Salesforce.com's Benioff invites customers to join 'social revolution'

19.09.2012
Salesforce.com CEO Marc Benioff on Wednesday doubled down on the company's embrace of social networking software, urging customers, partners and prospects to join him in a "social revolution," during a keynote address at the Dreamforce conference in San Francisco that was webcast.

"We are standing on the shoulders of giants," he said citing those who created the mainframe, client-server model and cloud computing. "Now here we are in the 21st century and we have this incredible social revolution. We believe so strongly that Salesforce.com's mission, our core mission, is to help you, our customers, to connect with your customers in a whole new way."

Benioff delivered a healthy helping of his trademark speechifying about how social software, intertwined with Salesforce.com's core CRM (customer relationship management) application, can help companies work more effectively with customers and partners. He also brought a series of executives onstage to present a regarding Salesforce.com's Chatter software, Work.com employee performance management software, Marketing Cloud and other products.

But the bulk of his presentation focused on stories of high-profile Salesforce.com customers who have bought into the company's vision.

The best way to communicate with customers these days is through social media, said David Cush, CEO of airline Virgin America. "These are real-time problems that need real-time answers." Virgin America is planning to rework its company culture using Salesforce.com's social software, he added. "Traditionally, airlines have been egalitarian, chain-of-command [environments]," he said.

Motivational speaker Tony Robbins also took the stage.
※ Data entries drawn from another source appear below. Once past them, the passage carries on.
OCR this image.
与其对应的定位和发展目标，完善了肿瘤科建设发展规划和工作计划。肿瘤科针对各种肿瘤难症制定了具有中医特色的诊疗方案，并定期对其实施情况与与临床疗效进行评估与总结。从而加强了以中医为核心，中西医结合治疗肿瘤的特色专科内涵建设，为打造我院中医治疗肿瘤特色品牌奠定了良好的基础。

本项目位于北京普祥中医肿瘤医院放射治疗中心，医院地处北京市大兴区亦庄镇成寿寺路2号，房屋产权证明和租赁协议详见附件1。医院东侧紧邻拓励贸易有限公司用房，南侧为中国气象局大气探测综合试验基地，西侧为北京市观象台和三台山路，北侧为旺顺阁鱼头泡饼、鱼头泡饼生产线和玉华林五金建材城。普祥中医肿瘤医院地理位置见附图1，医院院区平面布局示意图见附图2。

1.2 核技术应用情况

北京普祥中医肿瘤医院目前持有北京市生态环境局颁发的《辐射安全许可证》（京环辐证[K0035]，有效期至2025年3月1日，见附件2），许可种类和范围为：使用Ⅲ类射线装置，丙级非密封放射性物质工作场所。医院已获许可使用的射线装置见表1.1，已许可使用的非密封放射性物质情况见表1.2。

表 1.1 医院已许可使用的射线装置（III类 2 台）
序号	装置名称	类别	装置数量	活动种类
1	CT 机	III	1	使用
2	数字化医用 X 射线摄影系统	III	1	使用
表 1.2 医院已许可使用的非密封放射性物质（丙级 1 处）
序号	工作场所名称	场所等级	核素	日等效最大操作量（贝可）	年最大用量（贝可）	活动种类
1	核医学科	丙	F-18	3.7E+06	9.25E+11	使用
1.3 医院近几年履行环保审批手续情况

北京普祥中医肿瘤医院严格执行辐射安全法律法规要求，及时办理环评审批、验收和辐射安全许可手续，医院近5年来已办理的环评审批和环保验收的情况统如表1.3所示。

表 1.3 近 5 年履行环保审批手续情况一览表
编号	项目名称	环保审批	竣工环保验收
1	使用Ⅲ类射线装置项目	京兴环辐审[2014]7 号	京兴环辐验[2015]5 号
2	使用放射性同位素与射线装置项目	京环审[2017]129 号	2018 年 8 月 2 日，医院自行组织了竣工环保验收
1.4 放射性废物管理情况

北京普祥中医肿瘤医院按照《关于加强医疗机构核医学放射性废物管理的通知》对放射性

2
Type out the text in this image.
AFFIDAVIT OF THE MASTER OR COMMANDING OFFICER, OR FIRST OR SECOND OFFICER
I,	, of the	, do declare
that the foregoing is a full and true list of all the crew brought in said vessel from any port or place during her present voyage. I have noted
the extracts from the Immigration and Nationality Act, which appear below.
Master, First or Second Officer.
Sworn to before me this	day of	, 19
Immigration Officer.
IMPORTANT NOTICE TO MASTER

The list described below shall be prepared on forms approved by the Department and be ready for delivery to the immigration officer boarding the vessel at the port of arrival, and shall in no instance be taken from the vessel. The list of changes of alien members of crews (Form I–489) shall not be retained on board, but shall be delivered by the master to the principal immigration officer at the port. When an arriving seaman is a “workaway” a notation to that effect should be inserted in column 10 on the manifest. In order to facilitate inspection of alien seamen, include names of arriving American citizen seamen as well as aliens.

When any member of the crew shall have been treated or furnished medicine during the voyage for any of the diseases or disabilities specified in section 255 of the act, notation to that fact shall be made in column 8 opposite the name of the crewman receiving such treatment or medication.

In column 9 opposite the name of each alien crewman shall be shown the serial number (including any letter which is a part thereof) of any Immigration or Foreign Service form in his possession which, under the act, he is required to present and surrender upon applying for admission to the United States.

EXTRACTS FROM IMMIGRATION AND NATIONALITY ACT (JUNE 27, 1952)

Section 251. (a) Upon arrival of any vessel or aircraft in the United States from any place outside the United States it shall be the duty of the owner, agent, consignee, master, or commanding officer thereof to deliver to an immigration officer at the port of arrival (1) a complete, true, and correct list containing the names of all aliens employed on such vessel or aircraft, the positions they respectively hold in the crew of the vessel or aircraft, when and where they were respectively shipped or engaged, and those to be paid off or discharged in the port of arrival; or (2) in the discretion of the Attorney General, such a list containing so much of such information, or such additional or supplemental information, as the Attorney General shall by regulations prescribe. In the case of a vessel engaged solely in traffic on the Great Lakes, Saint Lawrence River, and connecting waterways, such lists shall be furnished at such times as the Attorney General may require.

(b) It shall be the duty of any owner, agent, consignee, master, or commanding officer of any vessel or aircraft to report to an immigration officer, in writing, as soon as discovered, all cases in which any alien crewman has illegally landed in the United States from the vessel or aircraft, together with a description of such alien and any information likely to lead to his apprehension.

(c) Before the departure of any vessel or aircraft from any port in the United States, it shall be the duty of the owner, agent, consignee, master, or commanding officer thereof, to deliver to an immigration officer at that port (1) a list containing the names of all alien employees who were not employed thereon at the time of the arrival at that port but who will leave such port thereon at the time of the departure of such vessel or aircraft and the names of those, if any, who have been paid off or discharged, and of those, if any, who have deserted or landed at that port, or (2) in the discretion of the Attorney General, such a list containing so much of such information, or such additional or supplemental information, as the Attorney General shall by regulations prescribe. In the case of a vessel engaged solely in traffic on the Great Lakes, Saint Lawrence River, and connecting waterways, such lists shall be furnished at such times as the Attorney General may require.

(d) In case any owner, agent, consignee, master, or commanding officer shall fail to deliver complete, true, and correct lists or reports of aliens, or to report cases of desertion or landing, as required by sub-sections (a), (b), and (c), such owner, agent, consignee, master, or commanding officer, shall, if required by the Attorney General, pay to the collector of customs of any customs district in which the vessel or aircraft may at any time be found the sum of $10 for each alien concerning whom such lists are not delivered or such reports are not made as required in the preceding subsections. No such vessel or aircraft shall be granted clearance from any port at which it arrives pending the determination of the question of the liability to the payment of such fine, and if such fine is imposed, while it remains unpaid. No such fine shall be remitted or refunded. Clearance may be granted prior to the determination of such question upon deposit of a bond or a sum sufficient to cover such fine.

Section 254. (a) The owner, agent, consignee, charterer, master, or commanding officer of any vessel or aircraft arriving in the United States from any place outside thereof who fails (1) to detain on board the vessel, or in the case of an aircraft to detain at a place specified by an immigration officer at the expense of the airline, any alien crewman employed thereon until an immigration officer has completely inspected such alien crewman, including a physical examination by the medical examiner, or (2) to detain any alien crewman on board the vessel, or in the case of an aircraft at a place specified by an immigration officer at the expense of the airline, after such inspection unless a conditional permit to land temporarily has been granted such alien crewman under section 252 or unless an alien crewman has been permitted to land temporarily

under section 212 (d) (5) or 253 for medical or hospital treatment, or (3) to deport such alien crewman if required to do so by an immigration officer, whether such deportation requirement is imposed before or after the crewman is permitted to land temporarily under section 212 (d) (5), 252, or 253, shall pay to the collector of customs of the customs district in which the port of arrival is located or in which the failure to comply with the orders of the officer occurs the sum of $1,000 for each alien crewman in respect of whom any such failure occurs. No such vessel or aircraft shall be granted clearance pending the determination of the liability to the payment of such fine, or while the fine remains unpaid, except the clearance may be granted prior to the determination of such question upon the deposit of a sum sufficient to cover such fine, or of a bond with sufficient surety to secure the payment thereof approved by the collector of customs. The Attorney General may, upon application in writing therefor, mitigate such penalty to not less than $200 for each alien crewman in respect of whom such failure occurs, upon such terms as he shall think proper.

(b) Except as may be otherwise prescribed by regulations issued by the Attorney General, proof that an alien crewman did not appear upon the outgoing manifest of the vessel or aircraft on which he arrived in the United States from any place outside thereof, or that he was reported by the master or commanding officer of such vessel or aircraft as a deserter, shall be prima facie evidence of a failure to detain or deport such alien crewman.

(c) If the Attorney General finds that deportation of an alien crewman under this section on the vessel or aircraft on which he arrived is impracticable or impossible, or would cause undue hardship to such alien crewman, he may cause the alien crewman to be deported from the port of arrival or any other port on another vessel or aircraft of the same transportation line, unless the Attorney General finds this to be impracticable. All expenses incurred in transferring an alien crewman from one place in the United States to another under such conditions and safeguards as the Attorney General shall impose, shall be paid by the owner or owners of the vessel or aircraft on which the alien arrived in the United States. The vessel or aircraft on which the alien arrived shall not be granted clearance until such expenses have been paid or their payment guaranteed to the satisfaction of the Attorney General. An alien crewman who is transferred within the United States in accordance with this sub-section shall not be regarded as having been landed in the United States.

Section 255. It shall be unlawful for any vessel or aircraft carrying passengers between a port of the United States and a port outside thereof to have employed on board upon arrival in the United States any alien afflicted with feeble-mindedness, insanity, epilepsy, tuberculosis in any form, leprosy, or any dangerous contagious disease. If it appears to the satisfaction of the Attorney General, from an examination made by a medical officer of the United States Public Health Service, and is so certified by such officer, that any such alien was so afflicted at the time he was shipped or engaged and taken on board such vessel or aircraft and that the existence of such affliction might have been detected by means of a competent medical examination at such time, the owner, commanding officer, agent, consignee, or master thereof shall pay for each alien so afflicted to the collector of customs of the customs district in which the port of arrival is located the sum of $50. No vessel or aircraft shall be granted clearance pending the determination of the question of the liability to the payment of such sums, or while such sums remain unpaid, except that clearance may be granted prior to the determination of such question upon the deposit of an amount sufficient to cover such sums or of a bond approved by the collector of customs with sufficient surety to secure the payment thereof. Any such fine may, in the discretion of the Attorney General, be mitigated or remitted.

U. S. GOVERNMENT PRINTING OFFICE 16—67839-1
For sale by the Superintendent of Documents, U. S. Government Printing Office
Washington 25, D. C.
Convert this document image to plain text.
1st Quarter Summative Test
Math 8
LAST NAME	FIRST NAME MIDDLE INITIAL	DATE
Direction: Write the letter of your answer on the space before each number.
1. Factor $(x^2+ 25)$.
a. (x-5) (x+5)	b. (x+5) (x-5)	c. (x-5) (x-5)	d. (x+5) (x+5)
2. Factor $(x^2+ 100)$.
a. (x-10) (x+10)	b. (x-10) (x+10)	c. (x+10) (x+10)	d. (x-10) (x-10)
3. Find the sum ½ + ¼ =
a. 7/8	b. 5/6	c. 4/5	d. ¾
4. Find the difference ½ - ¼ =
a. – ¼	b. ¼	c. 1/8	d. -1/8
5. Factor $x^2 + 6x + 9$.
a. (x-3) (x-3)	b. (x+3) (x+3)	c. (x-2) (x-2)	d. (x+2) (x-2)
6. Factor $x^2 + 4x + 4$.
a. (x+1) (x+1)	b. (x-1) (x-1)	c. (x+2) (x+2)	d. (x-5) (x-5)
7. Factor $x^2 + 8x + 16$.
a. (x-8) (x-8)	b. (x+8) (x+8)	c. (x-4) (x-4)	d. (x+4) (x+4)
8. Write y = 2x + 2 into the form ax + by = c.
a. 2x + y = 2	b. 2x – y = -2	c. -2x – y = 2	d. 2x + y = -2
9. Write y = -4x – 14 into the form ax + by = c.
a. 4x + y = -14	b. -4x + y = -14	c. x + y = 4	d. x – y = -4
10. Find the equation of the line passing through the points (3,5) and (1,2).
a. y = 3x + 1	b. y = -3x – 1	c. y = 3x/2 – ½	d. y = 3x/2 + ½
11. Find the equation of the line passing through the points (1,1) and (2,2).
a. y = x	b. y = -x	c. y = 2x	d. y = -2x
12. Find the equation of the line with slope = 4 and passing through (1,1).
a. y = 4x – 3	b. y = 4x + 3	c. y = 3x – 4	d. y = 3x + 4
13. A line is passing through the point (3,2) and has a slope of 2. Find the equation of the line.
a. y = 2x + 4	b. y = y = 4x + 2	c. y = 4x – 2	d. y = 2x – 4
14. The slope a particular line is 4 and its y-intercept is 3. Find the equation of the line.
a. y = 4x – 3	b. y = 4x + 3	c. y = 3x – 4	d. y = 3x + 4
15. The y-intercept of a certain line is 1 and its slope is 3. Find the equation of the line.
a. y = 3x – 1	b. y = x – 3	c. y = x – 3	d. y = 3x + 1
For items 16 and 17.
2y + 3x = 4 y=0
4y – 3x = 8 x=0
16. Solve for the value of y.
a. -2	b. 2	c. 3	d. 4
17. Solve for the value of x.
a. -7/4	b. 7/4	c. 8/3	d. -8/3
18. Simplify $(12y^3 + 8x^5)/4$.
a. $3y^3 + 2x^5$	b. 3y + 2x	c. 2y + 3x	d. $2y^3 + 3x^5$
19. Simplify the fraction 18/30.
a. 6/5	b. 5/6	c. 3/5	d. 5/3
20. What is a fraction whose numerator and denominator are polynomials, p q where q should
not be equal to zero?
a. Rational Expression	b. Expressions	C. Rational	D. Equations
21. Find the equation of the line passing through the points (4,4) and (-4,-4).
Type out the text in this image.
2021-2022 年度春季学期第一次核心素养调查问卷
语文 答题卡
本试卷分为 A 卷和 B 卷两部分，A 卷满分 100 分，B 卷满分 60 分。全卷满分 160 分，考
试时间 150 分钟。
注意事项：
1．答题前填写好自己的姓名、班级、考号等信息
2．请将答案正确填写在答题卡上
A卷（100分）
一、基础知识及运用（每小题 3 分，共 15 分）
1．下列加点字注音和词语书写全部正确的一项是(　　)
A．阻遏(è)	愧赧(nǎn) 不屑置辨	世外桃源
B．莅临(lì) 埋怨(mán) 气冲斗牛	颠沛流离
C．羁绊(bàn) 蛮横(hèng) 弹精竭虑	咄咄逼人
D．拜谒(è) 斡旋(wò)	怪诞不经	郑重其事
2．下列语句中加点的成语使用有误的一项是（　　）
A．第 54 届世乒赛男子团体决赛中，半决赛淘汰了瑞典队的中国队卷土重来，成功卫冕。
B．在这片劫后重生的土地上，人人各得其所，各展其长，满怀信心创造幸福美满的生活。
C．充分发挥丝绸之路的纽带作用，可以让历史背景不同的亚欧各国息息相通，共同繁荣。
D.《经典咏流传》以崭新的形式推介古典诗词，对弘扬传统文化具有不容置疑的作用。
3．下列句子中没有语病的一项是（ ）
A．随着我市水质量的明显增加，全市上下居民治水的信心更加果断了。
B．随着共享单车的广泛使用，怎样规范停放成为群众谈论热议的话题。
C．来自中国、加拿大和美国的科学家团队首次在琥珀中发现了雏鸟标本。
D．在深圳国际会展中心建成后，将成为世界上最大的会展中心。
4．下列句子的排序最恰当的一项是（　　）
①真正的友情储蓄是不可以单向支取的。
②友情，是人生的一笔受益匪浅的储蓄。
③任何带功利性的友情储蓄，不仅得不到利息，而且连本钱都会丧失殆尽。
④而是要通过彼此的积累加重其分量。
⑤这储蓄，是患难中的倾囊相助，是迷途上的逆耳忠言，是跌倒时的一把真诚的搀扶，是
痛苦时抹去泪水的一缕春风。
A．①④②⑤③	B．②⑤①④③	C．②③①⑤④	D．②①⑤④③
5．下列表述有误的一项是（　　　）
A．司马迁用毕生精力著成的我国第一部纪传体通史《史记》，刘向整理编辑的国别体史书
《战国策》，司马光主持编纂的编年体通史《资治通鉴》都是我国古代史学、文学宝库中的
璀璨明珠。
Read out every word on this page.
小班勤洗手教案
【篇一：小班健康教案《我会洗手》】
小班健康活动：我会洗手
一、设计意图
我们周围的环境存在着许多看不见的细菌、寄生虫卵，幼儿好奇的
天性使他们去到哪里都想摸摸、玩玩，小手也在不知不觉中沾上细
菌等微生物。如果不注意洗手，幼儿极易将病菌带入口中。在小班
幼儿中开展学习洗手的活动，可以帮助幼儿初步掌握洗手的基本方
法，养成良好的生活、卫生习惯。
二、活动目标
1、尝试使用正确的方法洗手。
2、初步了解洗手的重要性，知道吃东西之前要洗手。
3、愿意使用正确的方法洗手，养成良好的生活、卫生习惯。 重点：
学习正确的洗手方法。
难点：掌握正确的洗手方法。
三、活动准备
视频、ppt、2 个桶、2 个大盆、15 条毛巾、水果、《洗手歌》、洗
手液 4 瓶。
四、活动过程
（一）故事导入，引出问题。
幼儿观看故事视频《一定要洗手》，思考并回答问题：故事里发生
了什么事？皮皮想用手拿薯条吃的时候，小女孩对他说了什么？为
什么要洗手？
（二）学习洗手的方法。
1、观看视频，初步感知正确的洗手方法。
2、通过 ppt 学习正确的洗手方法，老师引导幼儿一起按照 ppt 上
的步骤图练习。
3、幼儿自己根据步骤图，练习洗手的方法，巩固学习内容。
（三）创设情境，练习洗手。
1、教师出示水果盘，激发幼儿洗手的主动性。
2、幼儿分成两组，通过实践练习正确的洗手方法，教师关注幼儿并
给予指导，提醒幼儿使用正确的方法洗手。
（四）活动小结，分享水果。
Robbins' company also uses Salesforce.com's software. He related a story of how the company was able to use Salesforce.com's social media analytics tools to contest a media report. "The future is, connect or die," Robbins said. "The future is, connect and you win."

GE is also a heavy Salesforce.com user, and its CEO, Jeff Immelt, will speak on Thursday in an "unpaid keynote" at Dreamforce, Benioff said.

This week's conference drew a reported 90,000 registered attendees, far more than the keynote hall at San Francisco's Moscone Center could hold.

Salesforce.com is trying to raise the event's profile even further with a string of celebrity guests. Rapper MC Hammer made a surprise appearance before Benioff hit the stage and performed a musical medley and dance routine along with an energetic crew of white-clad performers.

The keynote's flashy production values and Benioff's soaring rhetoric stood in contrast to the fact that many of the announcements Salesforce.com made Wednesday were for products that won't be released for some time, possibly more than a year.

"It used to be that they didn't really preannounce things," said Todd McKinnon, CEO of cloud identity management vendor Okta and formerly senior vice president of engineering at Salesforce.com from 2003 to 2009, in an interview before Benioff's keynote. During McKinnon's time at Salesforce.com, "we'd build something and announce it in real time," he said.

In fact, Salesforce.com employees would crack jokes about legacy vendors who would make such "pre-announcements," he said.

As Salesforce.com heads toward US$3 billion in revenue, it's become more of a "marketing-driven company," in McKinnon's view.

Salesforce.com is also planning to release a new product, Salesforce Identity, that will compete with Okta.

Overall, Salesforce.com now has a general goal in mind that doesn't necessarily match up precisely with the "social enterprise" theme, said analyst Ray Wang, CEO of Constellation Research.

"I think that they are no longer about the cloud, they are bigger than social, they want to be the engagement platform that takes you from cloud to device," Wang said. "Salesforce realizes that if they don't become the content delivery network and the engagement layer, they only become another channel on TV."

Benioff "doesn't want to wake up and become the next Siebel," Wang added, referring to the CRM (customer relationship management) vendor bought by Oracle. "He's building that bridge between the enterprise and the consumer."